Professor NASR: Yes. In fact, there have been some reports that he has now called for his own Shiite militia to set up. And he is under a tremendous amount of pressure to show some kind of response to this in terms of at least giving confidence to the community that it's not going to happen again. And it is said that the reason why this happened in Samarra and did not happen in Najaf or Karbala, is because in Najaf and Karbala the shrines are protected by Shiite militias, the Matti(ph) largely in Karbala and the Baller(ph) brigade in Najaf. Whereas in Samarra, on the insistence of the local population, a Sunni security force locally was in charge of the shrine.
I mean, the Shiites are angry. They want retribution. But also there is a tremendous amount of fear and apprehension. And there is pressure on people like Sistani to provide some kind of a solution which the government seems not capable to produce, and nor is the United States in a position to provide that kind of a security.
General SCALES: I do agree with the professor that these militias probably have far too much power, but ultimately the man on the street is not going to look to the militia to restore security; he is going to look to the security forces to do that and the central government to do it. So it's time for the government to begin to grab the reins of control and restore a semblance of civil order in the country.
SIMON: What's grabbing the reins of control?
General SCALES: Well, what it means is to make...
SIMON: One assumes if they could grab the reigns of control they would have done it months before now.
General SCALES: It comes down to the competency of the Army and the police force. They have the numbers now, and they have the infrastructure in place. They've been trained well, I believe, by the U.S. military. But it's time for them to start acting like a national security force. And by grabbing control what I mean is to establish a presence in all of the major cities, particularly in the four contested provinces, and begin to establish a long-term steady state semblance of civil order.
SIMON: Professor Nasr?
Professor NASR: One of the issues that the General raised is actually the point of contention now with the United States. In other words, one of the arguments the Shiites have made is that the best way to strengthen the security forces is essentially to turn the militias into security forces. Ambassador Khalilzad wants the security forces to be divorced from Shiite militias. And that creates a lot of anxiety among the Shiite because so far in their opinion the security forces have worked, particularly in the South, because they have been infiltrated by the militias.
SIMON: President Talabani said at the mosque attack, We are facing a major conspiracy that is targeting Iraqi unity. How does President Talabani in a democracy expand the Sunni base in his government without forcing a lot of Shia to say, Well, what are elections about anyway? Professor Nasr?

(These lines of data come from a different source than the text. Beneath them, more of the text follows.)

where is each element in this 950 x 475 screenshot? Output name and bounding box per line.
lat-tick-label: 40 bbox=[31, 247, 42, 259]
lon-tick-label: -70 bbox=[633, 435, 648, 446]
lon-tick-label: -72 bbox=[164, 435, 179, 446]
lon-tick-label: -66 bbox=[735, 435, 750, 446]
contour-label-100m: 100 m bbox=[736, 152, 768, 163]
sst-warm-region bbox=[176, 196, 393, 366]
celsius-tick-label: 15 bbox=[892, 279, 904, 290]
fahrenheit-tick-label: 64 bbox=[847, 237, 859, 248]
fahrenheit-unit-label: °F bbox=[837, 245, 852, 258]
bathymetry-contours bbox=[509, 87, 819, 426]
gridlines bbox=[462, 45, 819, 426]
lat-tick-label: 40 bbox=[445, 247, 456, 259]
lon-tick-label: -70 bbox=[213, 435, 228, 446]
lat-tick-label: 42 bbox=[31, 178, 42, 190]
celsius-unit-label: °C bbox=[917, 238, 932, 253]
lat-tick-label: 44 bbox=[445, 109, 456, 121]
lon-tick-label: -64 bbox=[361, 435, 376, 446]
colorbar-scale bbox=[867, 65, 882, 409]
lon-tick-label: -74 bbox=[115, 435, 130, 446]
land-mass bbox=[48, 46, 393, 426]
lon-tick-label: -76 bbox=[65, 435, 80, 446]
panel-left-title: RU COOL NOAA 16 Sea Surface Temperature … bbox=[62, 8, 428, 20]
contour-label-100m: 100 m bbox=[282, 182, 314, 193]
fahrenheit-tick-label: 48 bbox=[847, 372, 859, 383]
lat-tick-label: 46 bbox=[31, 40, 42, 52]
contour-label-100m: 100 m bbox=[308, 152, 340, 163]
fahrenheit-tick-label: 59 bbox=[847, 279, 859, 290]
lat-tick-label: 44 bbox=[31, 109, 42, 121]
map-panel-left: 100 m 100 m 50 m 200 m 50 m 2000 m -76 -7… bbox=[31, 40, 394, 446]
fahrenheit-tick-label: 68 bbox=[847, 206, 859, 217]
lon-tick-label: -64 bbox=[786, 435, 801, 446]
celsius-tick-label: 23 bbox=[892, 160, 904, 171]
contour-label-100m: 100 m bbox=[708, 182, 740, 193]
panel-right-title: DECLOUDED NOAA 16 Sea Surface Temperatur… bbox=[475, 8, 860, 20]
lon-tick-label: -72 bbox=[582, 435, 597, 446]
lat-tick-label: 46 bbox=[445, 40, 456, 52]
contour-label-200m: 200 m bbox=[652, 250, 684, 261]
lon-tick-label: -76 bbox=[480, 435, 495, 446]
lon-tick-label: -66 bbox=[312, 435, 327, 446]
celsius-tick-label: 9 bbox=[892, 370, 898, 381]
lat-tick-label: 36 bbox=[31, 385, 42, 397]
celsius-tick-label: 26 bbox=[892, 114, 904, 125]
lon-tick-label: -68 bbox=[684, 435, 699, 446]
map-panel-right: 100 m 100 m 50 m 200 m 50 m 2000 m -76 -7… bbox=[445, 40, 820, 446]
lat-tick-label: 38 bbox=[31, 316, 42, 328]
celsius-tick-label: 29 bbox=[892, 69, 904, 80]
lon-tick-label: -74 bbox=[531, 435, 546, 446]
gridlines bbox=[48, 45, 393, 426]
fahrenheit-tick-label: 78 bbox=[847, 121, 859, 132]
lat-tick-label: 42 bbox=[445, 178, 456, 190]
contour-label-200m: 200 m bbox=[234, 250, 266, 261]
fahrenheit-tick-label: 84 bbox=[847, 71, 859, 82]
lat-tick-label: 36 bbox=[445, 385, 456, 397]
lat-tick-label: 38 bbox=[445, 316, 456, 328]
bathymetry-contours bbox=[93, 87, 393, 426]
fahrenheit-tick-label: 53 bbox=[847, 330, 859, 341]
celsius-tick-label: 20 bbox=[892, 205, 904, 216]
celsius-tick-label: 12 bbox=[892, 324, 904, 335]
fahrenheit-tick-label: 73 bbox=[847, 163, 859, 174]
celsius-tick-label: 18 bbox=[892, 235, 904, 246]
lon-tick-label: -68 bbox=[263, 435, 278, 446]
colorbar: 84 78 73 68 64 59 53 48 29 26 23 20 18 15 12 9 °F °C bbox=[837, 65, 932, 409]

Professor NASR: The challenge that faces Talabani and faces the United States is that after what happened in Samarra the situation is sort of somewhat drastically changed in the sense that so far we could afford to focus on pleasing the Sunnis, on bringing them in, the 20% of the population that believes it lost in the change of regime in Iraq.
But now, we're facing a situation where the majority Shia may opt out of the process. What happened in Samarra is not just a blowing up of a mosque. It is a direct attack at the very, very foundations of Shiasm, not only in Iraq, in Iran, in Bahrain, in Saudi Arabia, in Lebanon. This is going for the jugular for the faith, and it has been a massive psychological blow to the Shia on the street, and the fact that Sistani was not able to control the mob from attacking Sunni mosques and killing Sunni clerics should be a sign of warning to us.
SIMON: Thank you both, gentlemen.
General SCALES: Thank you very much, Scott.
Professor NASR: Thank you.
SIMON: Retired major general and military historian Robert Scales and Vali Nasr, professor of Mideast History and the Politics of Islam at the Naval Post Graduate School in Monterey, California.